Akanthas développe et commercialise un logiciel et un hardware fondés sur l’utilisation de l’IA pour analyser plus facilement les déchets industriels et optimiser les opérations de collecte et de traitement. Des capteurs d’image autonomes installés sur le terrain mesurent en temps réel le taux et la nature du remplissage (bennes, alvéoles, etc.) pour en extraire des indicateurs de performance, des alertes et des recommandations aidant à la prise de décision. Elle fait partie des dix start-ups sélectionnées par Leonard pour participer au programme SEED 2022.
R.Use est une marketplace portée par Thibaut Gelain et Anne Visier pour le réemploi de matériaux et matériels de chantier interne à VINCI. Utilisable sur smartphone, ordinateur ou tablette, l’application permet de déposer des annonces et de chercher des ressources pour les chantiers, par catégorie ou par géolocalisation. R.Use a été finaliste du prix de l’environnement VINCI et admise dans la promo Intrapreneurs 2022 de Leonard pour travailler sur le déploiement de l’application.

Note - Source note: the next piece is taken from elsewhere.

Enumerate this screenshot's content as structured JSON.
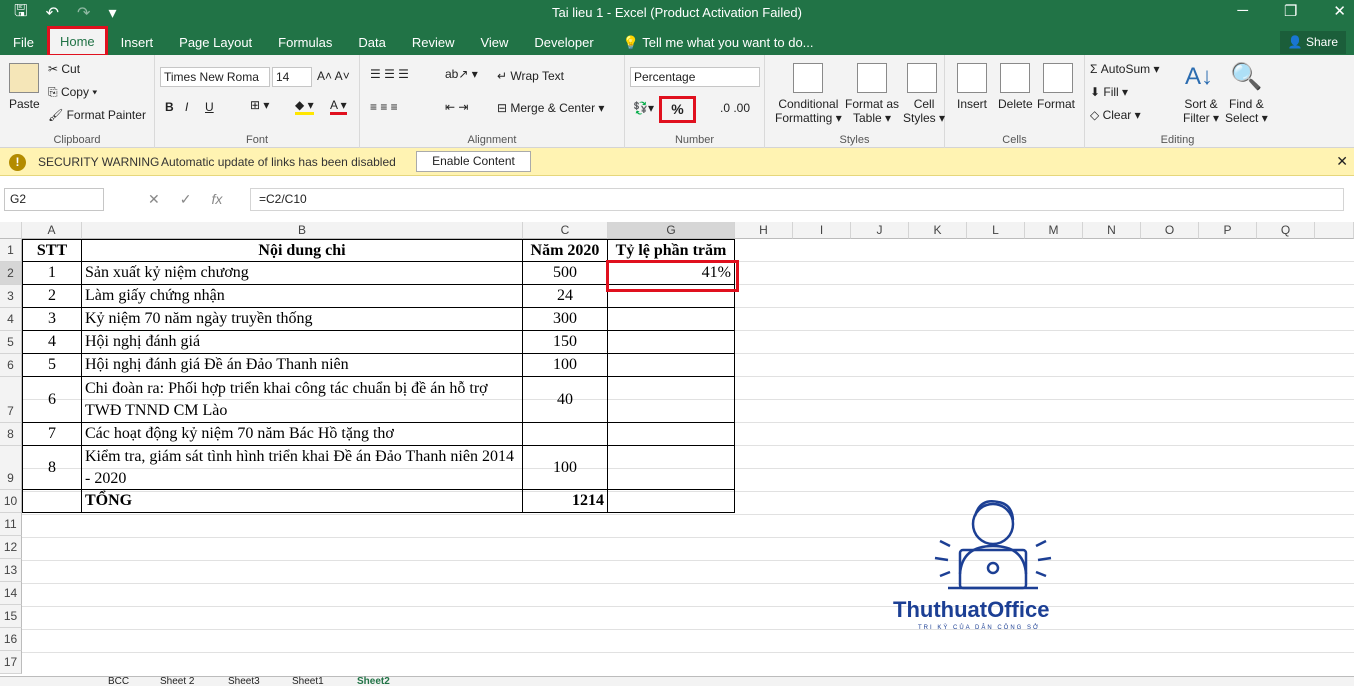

Qu’est-ce qui vous a poussé à entreprendre dans le domaine de l’économie circulaire ?
Viviana Contreras : Les déchets professionnels, notamment dans le secteur de la construction, offrent un potentiel de valorisation important. Mais les opérateurs sur le terrain sont paradoxalement confrontés assez systématiquement à des dépassements de budget pour leur traitement. Cela s’explique notamment par le manque d’estimations précises sur les quantités de déchets générés, la mauvaise optimisation des collectes, le déclassement ou la non-conformité de certaines ressources ou encore des données trop globales par rapport à la réalité terrain. Cela a aussi un coût environnemental énorme avec des déchets non valorisés et une empreinte carbone élevée. Une mesure précise et une caractérisation en temps réel est pourtant essentielle pour pouvoir optimiser et garantir le développement durable du secteur. C’est ce qui a motivé la création d’Akanthas !
Anne Visier : Le projet R.Use est né d’une réflexion du groupe de travail économie circulaire de VINCI Construction France en Provence. Dans le cadre de nos réflexions, un des besoins identifiés était de créer un outil favorisant la mise en relation des personnes ayant des ressources de seconde main disponibles et celles qui en auraient besoin sur d’autres chantiers. Le but étant de dépasser les réseaux de connaissances directes pour créer un écosystème plus large. Au fil de la réflexion, nous avons constaté que ce type d’outils est très demandé et attendu : plusieurs initiatives similaires ont été déposées au Prix de l’environnement de VINCI et l’annonce de l’arrivée de l’application est accueillie avec enthousiasme par les chefs de chantier et ingénieurs travaux.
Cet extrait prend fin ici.